Chefer’s most recent competition at the Brazilian championships in August 2019 was very different. This time, she false-started in the hurdles.

“I thought…man, I’m really experienced, and I false-started! To keep going was really tough. But I’m the Brazilian record-holder, and there were girls there hoping to compete with me. I couldn’t disappoint them. Because life continues, even when you false start.”


Vanessa Chefer of Brazil in the heptathlon long jump at the 2016 Olympic Games


While Chefer provides leadership to Brazil’s future combined eventers, her own early inspiration came from the 2004 Olympic champion, Sweden’s Carolina Klüft. “She was super competitive, but she was always smiling and happy to be on the track. She was the one.”

Chefer describes herself as an energetic child, begging her mother to let her do athletics. “I was five when I remember saying to my mum, ‘I want to run a marathon!’ When I was nine, it was ‘Mum, I want to compete! Please, please, please!’”

Her mother Selma is a police officer, and Chefer studied at the military school where she worked.
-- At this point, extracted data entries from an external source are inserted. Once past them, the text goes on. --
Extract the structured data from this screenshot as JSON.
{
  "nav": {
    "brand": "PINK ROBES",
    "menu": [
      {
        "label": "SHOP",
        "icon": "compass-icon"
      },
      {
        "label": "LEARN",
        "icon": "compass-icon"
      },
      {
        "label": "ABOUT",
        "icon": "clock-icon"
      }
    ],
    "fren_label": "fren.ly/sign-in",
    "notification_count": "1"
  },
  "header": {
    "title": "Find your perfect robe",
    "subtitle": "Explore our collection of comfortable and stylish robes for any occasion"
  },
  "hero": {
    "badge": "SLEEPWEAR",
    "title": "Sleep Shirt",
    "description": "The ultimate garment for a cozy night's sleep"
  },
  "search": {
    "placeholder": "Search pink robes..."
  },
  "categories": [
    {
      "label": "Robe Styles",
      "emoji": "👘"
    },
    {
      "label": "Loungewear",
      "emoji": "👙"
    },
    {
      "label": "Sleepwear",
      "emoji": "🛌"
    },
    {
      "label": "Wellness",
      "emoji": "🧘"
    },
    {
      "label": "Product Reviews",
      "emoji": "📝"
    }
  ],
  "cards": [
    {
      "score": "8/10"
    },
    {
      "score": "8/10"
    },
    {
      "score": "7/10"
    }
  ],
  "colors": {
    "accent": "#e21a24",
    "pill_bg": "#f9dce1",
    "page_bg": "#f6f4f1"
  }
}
The school had a track. After lessons she ran with the police officers, until she decided that she needed competition her own age. 

“My first competition was when I was nine,” she recalls. “I ran 400 metres. Then I did sprints, then long jump. I saw guys throwing the shot and I wanted to throw. I was so competitive, and I started doing everything. My coach said to me, ‘Vanessa, maybe you can do the pentathlon’. I did my first heptathlon when I was 14 or 15 and then I never stopped." 

“To be honest, I think that if there was a decathlon, I would be better at that than heptathlon. I like to do everything. I mean, the pole vault would be very scary but that’s the game!”

“Sometimes girls come up to me and say, ‘Oh, it’s been my dream to compete with you’. But,” she says, pausing, “it’s just me. I’m just a girl who loves being on the track. And they think – I can be like Vanessa. She’s just a hardworking girl, so everyone can do it.’ And if I can inspire girls to improve, we get a higher standard of combined events in Brazil.”

One final year

After celebrating her 30th birthday in March, Chefer is turning her mind to life after athletics - life that doesn’t involve training on Christmas Day and constant attention to diet and recovery. Whether that life is on the cold damp streets of London, or in the warm sunshine of Brazil, it will involve basking in the memories of that Olympics in Rio.

“I finished the heptathlon, and I was on my vacation, drinking my beer and I was so happy. I watched Thiago Braz win the gold medal (in the pole vault) and I was so overwhelmed.”

The passion of the football-mad home crowd was evident in Braz’s pole vault competition, and in the heptathlon where the chants of “Va-ne-ssa!” followed Chefer’s every move.

“I was the first girl, in the first heat, in the first day of competition, in the first lane. And they wouldn’t stop calling my name!” she laughs. “It was super special for me, a dream come true, in my own country. But I have two lives, in Brazil and here in London. In the future, I need to choose one because I can’t live like this forever. I wish!”

“If I get to the Olympics, I would be very happy. I want to finish my career at the most important competition, or retire trying my best to qualify. I don’t want to finish my career not doing heptathlon,” she says, referring to the truncated 2020 season. “So I said to myself, ‘Vanessa, just one more year. Just one more.’”

One more year, one more season, and with just a little more of the energy and hard work that embodies the Brazilian record holder, one more Olympic Games.